As such, my code never receives a success() or error() call and therefore hangs. I believe this is a bug in jquery's handling of this error. My solution is to force the error() call after a specified timeout.
This code does assume a jquery ajax call of the form jQuery.ajax({url: required, success: optional, error: optional, others_ajax_params: optional}).
Note: You will likely want to change the function within the setTimeout to integrate best with your UI: rather than calling alert().

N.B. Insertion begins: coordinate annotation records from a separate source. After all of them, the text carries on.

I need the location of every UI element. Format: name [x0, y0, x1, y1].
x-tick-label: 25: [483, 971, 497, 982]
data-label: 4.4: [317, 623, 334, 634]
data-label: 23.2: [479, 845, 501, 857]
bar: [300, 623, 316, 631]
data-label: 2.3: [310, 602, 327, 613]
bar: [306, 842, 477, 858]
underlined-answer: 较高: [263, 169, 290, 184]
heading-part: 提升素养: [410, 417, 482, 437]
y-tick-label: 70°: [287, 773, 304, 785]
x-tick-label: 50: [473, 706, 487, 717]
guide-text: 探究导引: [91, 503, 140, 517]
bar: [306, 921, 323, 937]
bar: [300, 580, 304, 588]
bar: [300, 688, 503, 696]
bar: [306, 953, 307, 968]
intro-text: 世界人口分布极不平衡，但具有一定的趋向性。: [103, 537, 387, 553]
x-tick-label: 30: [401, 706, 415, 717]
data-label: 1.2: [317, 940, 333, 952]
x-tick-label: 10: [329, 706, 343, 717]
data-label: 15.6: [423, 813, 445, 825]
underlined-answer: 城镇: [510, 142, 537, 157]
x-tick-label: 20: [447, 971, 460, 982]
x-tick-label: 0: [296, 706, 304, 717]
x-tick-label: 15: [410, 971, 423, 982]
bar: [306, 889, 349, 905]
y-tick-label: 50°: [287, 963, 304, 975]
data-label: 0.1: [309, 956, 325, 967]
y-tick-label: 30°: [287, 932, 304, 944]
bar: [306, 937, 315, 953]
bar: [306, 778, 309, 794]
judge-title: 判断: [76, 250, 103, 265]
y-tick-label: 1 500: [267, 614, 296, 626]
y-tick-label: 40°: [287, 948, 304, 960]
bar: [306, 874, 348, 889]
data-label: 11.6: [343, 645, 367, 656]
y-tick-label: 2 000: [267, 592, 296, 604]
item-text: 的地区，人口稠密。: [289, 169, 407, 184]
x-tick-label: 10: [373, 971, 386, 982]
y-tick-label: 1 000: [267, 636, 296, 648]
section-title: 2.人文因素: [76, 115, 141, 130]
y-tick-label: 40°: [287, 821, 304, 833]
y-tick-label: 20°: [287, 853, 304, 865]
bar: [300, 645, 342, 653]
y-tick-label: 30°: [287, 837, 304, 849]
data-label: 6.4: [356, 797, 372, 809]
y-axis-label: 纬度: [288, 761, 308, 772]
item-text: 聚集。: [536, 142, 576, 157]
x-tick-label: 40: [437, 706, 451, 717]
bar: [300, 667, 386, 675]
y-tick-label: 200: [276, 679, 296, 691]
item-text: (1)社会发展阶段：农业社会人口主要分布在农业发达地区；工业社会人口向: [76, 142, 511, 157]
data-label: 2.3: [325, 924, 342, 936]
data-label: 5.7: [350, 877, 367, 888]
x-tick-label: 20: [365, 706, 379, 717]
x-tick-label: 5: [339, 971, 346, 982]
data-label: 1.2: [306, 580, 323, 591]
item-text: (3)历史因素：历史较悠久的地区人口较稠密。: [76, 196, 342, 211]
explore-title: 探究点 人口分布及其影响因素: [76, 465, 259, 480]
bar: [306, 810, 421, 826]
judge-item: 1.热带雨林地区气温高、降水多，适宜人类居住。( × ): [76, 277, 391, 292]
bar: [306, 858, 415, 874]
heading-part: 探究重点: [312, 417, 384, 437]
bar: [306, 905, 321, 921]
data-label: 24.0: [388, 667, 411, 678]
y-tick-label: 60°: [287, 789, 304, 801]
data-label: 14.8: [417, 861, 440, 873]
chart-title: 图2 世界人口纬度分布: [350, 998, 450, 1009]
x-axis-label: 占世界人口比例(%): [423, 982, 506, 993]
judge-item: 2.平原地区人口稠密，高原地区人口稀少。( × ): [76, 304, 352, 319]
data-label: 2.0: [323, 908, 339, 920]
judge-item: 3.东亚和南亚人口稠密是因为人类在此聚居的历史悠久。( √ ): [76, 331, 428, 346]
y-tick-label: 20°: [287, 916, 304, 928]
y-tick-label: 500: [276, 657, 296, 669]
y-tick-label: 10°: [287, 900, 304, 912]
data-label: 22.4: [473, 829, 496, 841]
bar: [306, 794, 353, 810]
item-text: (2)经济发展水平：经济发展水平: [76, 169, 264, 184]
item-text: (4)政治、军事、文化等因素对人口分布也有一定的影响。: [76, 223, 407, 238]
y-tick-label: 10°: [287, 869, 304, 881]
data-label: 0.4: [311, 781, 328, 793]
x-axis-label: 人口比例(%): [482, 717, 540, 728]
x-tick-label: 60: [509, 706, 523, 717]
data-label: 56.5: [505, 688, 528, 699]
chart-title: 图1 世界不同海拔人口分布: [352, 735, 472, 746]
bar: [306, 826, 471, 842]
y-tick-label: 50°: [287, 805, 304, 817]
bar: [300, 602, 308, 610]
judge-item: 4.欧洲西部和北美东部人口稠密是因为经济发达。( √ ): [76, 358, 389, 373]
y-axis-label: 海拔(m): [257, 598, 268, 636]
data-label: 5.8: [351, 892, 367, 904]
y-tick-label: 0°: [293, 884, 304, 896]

const MS_FOR_HTTPS_FAILURE = 5000;
$.orig_ajax = $.ajax;
$.ajax = function(params)
{
var complete = false;
var success = params.success;
var error = params.error;
params.success = function() {
if(!complete) {
complete = true;
if(success) success.apply(this,arguments);
}
}
params.error = function() {
if(!complete) {
complete = true;
if(error) error.apply(this,arguments);
}
}
setTimeout(function() {
if(!complete) {
complete = true;
alert("Please ensure your self-signed HTTPS certificate has been accepted. "
+ params.url);
if(params.error)
params.error( {},
"Connection failure",
"Timed out while waiting to connect to remote resource. " +
"Possibly could not authenticate HTTPS certificate." );
}
}, MS_FOR_HTTPS_FAILURE);
$.orig_ajax(params);
}
This problem is because of your https that means SSL certification. Try on Localhost.